Today,whole day let people scold and nag while I was driving. While driving,my tears already nearly came out.
He which mean is my dad said I'm a failure. Driving can't do well,studies also not good enough,attitude got problems,even my walking also problem. Am I really that weak or a problematic person?
Until dinner also said I'm a retard and stupid. Just because I asked him have you ordered my drink and I could not hear just repeat one more time. After dinner came back home still continue scolding and saying. I promised myself not to cry so easily but I fail.
Can say that today whole day I'm full of tears not a good day for me since this morning. Furthermore, recently my mind is full of problem which haven't or cannot be solved. Though for most of yall is easy. but for me is a fear!
When going back from the mall to my college as he already arrived to pick me up.
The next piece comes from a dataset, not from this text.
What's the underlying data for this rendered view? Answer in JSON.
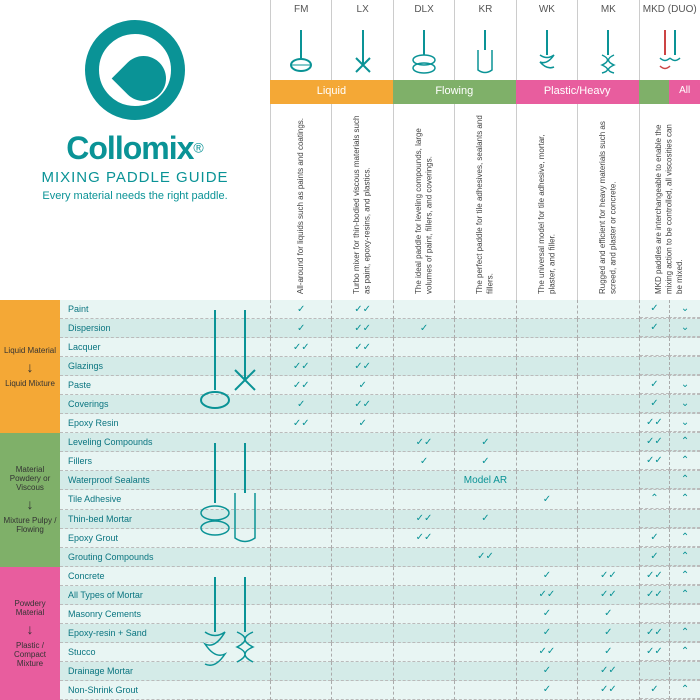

I'm starting to frustrated in chinese which mean is fan. Why my life is seem to be rush? Meeting up my hubby rush,study rush,do things rush and etc.
The worst part is even just now I took a nap during in the afternoon and I had a dream. The dream somehow is most likely similar to my life also full of RUSH! WHY?
Even I sleep and my dream could not be peaceful?
I'm having a big headache when I woke up. I realise that I really
have enough.
Except the time when I'm happy during afternoon as can meet my hubby although the time period is short. From there, I only have smile. You bought for me a Fred Perry blouse and you told me when you're doing something you will think about me first.
You asked me, whether am I the same thing too? I did not answer you.
BUT my answer is 'When every time Iim doing anything, I wish you can be by my side and do it together.'
Although this can be happened for a long time or like you tell me not going to happen. I'm think too much only. But actually I really want.
But till night during skype, not fun like during afternoon. More towards argument. Sorry, I thought can talk to you so that can reduce my thinking. But I created more problems for you.